Arts and Culture

Jesus: The Parable of God

Throughout his book, “Learning to Pray” (New York: HarperOne, 2021, pp. 386, $27.99), Father James Martin stresses the important role that sacred scripture can play as we approach God in prayer. This should not come as a surprise to Catholics since we believe that scripture is the inspired word of God.

To read sacred scripture is to have a conversation with God. However, I confess that I have been neglecting scripture in my prayer life. One resolution that has emerged from reading Jim’s book is that I plan to correct that mistake very quickly.

“In one section of Learning to Pray, Jim provides a succinct statement about the meaning of parables, a mode of speech that Jesus used frequently.”(Photo: CNS/Gregory A. Shemitz)

In one section of Learning to Pray, Jim provides a succinct statement about the meaning of parables, a mode of speech that Jesus used frequently. He prefaces his remarks by noting what most preachers know, namely that stories can convey meaning in a way that rigid definitions may not.

I know that at a Sunday Eucharist when I tell a story either from my own experience or from a novel I have read or a film that I have seen, I can almost feel the attention and interest in the congregation. People love stories. I think it was Holocaust survivor, Elie Wiesel, who said that God created us because God loves stories. Father Martin writes the following:

“Where a strictly worded definition can be shallow and closes down thought, a story opens hearers’ minds and is endlessly deep. Stories carry meaning without having to convert it into rigid statements. Parables also go against the normal expectations of the audience, as when a Samaritan, someone who hails from a hated ethnic group (at least from the standpoint of Jesus’ crowd) and so is seen as the ‘other,’ is ultimately revealed as the good guy who cares for the stranger.

In a sense, Jesus of Nazareth was a parable told by God.”(p.66)

I love the idea that Jesus is a parable told by God. The meaning and mystery of who Jesus was before his resurrection can never be exhausted. Nor can the meaning and mystery of who Jesus is after his resurrection ever be exhausted. Jesus is, as he said to his apostles, the Truth. We can enter more and more deeply into that truth and be enlightened, encouraged, and inspired. There is no limit to the truth that Jesus is. Jesus is the Son of the Father in a unique way, unlike every other sonship.

Every doctrine Jesus taught, every miracle Jesus performed was a living parable revealing the meaning and mystery of his Father. Jesus’ entire life was to be God’s parable. Whatever we say or write about Jesus, there is always more and better and deeper to say.

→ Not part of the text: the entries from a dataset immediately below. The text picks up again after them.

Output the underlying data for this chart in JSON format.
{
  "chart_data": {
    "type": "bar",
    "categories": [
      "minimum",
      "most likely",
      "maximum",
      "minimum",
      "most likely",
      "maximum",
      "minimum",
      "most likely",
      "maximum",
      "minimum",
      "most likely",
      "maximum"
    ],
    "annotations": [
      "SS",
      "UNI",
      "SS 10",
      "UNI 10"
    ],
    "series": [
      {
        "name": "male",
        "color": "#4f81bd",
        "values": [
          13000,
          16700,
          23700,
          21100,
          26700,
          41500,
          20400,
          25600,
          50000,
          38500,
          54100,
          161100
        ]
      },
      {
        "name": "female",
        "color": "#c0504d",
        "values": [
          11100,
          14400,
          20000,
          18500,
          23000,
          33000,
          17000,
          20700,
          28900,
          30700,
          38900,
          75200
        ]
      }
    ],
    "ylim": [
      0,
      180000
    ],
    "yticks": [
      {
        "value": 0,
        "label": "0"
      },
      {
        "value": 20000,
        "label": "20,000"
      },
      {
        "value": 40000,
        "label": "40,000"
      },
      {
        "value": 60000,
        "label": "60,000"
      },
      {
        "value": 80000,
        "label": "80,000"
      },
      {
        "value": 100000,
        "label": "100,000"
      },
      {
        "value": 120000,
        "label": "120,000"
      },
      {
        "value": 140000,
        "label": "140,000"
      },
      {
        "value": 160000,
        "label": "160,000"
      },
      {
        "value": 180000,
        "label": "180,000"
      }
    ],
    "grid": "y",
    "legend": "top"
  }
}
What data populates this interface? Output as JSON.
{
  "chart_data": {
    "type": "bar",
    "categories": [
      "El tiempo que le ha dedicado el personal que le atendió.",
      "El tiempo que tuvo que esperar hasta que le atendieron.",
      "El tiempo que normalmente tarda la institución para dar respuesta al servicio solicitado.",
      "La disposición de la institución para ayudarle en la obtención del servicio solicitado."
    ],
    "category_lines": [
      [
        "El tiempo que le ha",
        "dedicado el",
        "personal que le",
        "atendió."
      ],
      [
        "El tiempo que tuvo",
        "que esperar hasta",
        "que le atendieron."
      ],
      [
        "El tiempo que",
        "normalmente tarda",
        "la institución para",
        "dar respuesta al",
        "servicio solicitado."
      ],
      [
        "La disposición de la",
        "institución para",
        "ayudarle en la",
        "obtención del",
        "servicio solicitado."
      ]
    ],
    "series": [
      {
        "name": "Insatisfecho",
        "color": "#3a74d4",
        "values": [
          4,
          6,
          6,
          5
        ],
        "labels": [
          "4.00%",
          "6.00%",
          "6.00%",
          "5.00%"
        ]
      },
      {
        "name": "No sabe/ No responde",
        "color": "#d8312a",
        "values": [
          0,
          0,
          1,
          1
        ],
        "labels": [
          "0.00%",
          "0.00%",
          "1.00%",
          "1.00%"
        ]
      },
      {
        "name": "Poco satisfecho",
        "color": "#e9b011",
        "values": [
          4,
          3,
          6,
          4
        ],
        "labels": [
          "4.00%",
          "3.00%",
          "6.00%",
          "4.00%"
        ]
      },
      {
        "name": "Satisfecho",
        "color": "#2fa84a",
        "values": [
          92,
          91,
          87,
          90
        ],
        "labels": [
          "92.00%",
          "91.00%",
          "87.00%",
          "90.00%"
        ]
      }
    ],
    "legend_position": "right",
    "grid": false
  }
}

The philosopher who is generally identified as “the Father of Existentialism,” Soren Kierkegaard( (1813 – 1855) characterized Jesus as absurd. He did not mean that there was no meaning to Jesus but rather that there was such a depth of meaning to Jesus that it was impossible to fit that meaning easily and clearly into our finite human minds.

Whether we talk about Jesus’ teachings or Jesus as the Son of God, we can speak in superlatives but no superlative and no set of superlative will ever be sufficient to describe the God-man who is the Father’s Son. More can always be added but no matter how many ways we try to capture Truth and Love Incarnate, our efforts always will come up short.

Reflecting on what Father Martin has written about prayer and God, I am wondering if I have inadvertently lost some of the awe and wonder that should accompany belief in Christ and his good news. Without intending it, perhaps I have allowed my prayers to become routine. Even worse, perhaps I have become so accustomed to reciting my prayers that I have lost a sense of the “newness” of Jesus’ good news and have lost a sense of how earth-shattering Jesus’ news is.

All of reality has changed because of Jesus’ good news. I want to bring an awe and a wonder at God’s goodness and love for me and for others to my prayers.

I think that reading Father Martin’s book may influence me more than I thought it might before I started treading it. I plan to call my spiritual director after I finish writing this column and tell him that I wish to discuss Father Martin’s book with him. I don’t think that I will have any problem trying to find sections of the book to discuss. Rather I think discussing the book with my director will take more than one meeting. I have given Jim’s book to a few friends and I am eager to hear what their reaction to the book will be.


Father Lauder is a philosophy professor at St. John’s University, Jamaica. He presents two 15-minute talks from his lecture series on the Catholic Novel, 10:30 a.m. Monday through Friday on NET-TV.